Window units are the best bang for the buck. Don't worry about expensive ones, $100 goes a LONG way to cooling one bedroom. And it's cheaper than doing the whole house.
We have a big in wall unit in our apartment that can do the whole living space, but we hardly ever run it. We just run the bedroom one, set to like 70-75f, just to take the humidity out and chill it down a bit. A nice place to go cool down if you get hot while doing things around the house. We don't run it when we're not home, because even the cheapest Menards special can cool the room down in minutes, and it's cheaper to not run it when we don't need it.
Beware of the units with the hose... You're paying more, and trading the convenience of not lugging a big unit into the window (small ones really aren't that bad), for the inconvenience of having to dump the water (unless you pay more for one that can pump it out the window).
But by far the worst thing about the hose units, if they only have one exhaust hose, and no return hose? They are less efficient, because they create negative pressure in your house that sucks hot air in through every crack.
For more information see here.
Upvoted for Technology Connections. If you didn't link that video I was going to. Window units, if you can mount them or get help mounting them, are superior in every way.
tin foil and painters tape $1.50 per window.
winter blankets and old shirts.
couple with a window fan and a swamp cooler can reduce internal temps 10-15°.
poor af growing up. that's what we did. bonus points if you're in a trailer. you can open both ends and have fans blowing from one end to the other.

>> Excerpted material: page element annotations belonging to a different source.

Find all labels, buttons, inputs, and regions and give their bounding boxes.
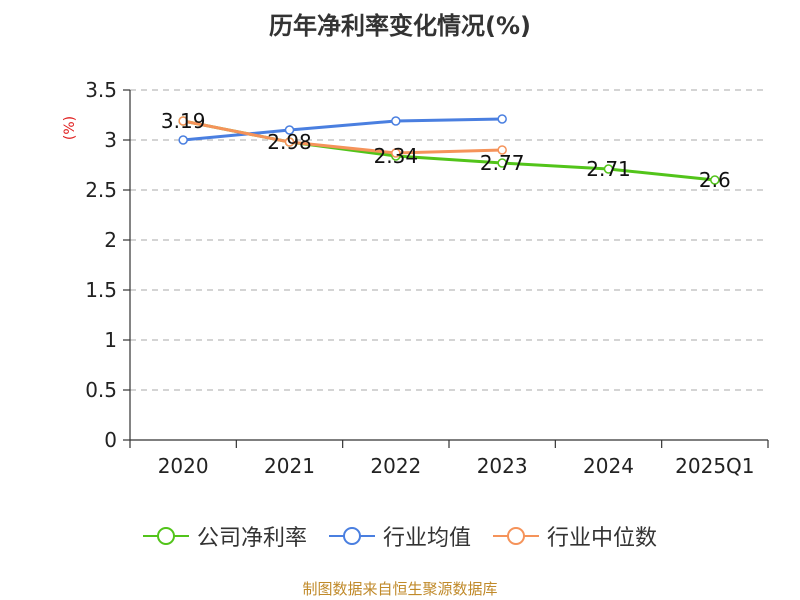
data-label-2022: 2.34 (374, 144, 419, 168)
axes: 0 0.5 1 1.5 2 2.5 3 3.5 2020 2021 2022 2023 2024 2025… (85, 78, 769, 478)
series-lines (178, 114, 720, 185)
grid-lines (130, 89, 768, 391)
data-label-2020: 3.19 (161, 109, 206, 133)
y-tick-label-7: 3.5 (85, 78, 117, 102)
legend-marker-blue (328, 527, 375, 545)
y-tick-label-2: 1 (104, 328, 117, 352)
x-tick-label-2020: 2020 (158, 454, 209, 478)
series-line-2 (182, 119, 503, 155)
y-tick-label-4: 2 (104, 228, 117, 252)
x-tick-label-2023: 2023 (477, 454, 528, 478)
chart-title: 历年净利率变化情况(%) (269, 12, 531, 40)
legend-marker-green (142, 527, 189, 545)
series-1-point-1 (284, 125, 295, 135)
series-1-point-3 (497, 114, 507, 124)
data-label-2021: 2.98 (267, 130, 312, 154)
data-labels: 3.19 2.98 2.34 2.77 2.71 2.6 (161, 109, 731, 192)
data-label-2023: 2.77 (480, 151, 525, 175)
legend-label-industry-median: 行业中位数 (547, 526, 658, 551)
series-2-point-1 (284, 137, 295, 147)
x-tick-label-2024: 2024 (583, 454, 634, 478)
y-tick-label-6: 3 (104, 128, 117, 152)
series-1-point-2 (391, 116, 401, 126)
y-axis-label: (%) (62, 116, 78, 140)
y-tick-label-1: 0.5 (85, 378, 117, 402)
legend: 公司净利率 行业均值 行业中位数 (0, 520, 800, 552)
x-tick-label-2022: 2022 (370, 454, 421, 478)
legend-item-industry-median[interactable]: 行业中位数 (493, 520, 657, 552)
series-0-point-5 (710, 175, 720, 185)
series-2-point-0 (178, 116, 188, 126)
legend-item-company[interactable]: 公司净利率 (142, 520, 307, 552)
series-2-point-2 (391, 148, 401, 158)
series-0-point-4 (603, 164, 614, 174)
data-label-2024: 2.71 (586, 157, 631, 181)
legend-item-industry-mean[interactable]: 行业均值 (328, 520, 471, 552)
legend-label-industry-mean: 行业均值 (382, 526, 471, 551)
data-label-2025Q1: 2.6 (699, 168, 731, 192)
x-tick-label-2025Q1: 2025Q1 (675, 454, 754, 478)
series-line-1 (183, 117, 503, 142)
y-tick-label-3: 1.5 (85, 278, 117, 302)
source-note: 制图数据来自恒生聚源数据库 (302, 580, 498, 598)
y-tick-label-0: 0 (104, 428, 117, 452)
x-tick-label-2021: 2021 (264, 454, 315, 478)
series-1-point-0 (178, 135, 188, 145)
series-2-point-3 (497, 145, 507, 155)
legend-marker-orange (493, 527, 539, 545)
series-0-point-3 (497, 158, 507, 168)
legend-label-company: 公司净利率 (196, 526, 307, 551)
y-tick-label-5: 2.5 (85, 178, 117, 202)
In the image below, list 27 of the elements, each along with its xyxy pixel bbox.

The main problem with swamp coolers is they don't work very well or at all in high humidity climates due to the way in which they cool air. I'm from East Coast US and it gets pretty damn humid in the summer, which is honestly worse than the heat some days. AC is honestly the best solution if dealing with heat and humidity because it combats both issues even if it can't fully cool a space.
Dryer climates though? Wet towel over a box fan all the way baby!
I mean, sure, if you want to look like you live in a meth lab. Or you could spend a little bit and have something 100x better and actually functional and not be miserable. This is like that whole boot problem: you can only afford $20 boots so you buy them and they wear out in 6 months. Over 5 years you spend $200 when a nice pair that would've lasted as long or longer would cost you $100.
You can get an ac for like $60 new, like $20 on Facebook. Walmart has Artic Kings on sale every year for that much. But yeah, spend hours of your time Macgyvering a makeshift solution that maybe drops you 10°. You know what "10° degrees cooler" is where I am? 100°. You'd still be plenty miserable.
yeah sure. the costs stop after you buy it. not like you have to pay to run it or anything.
I think you underestimate how poor some families are.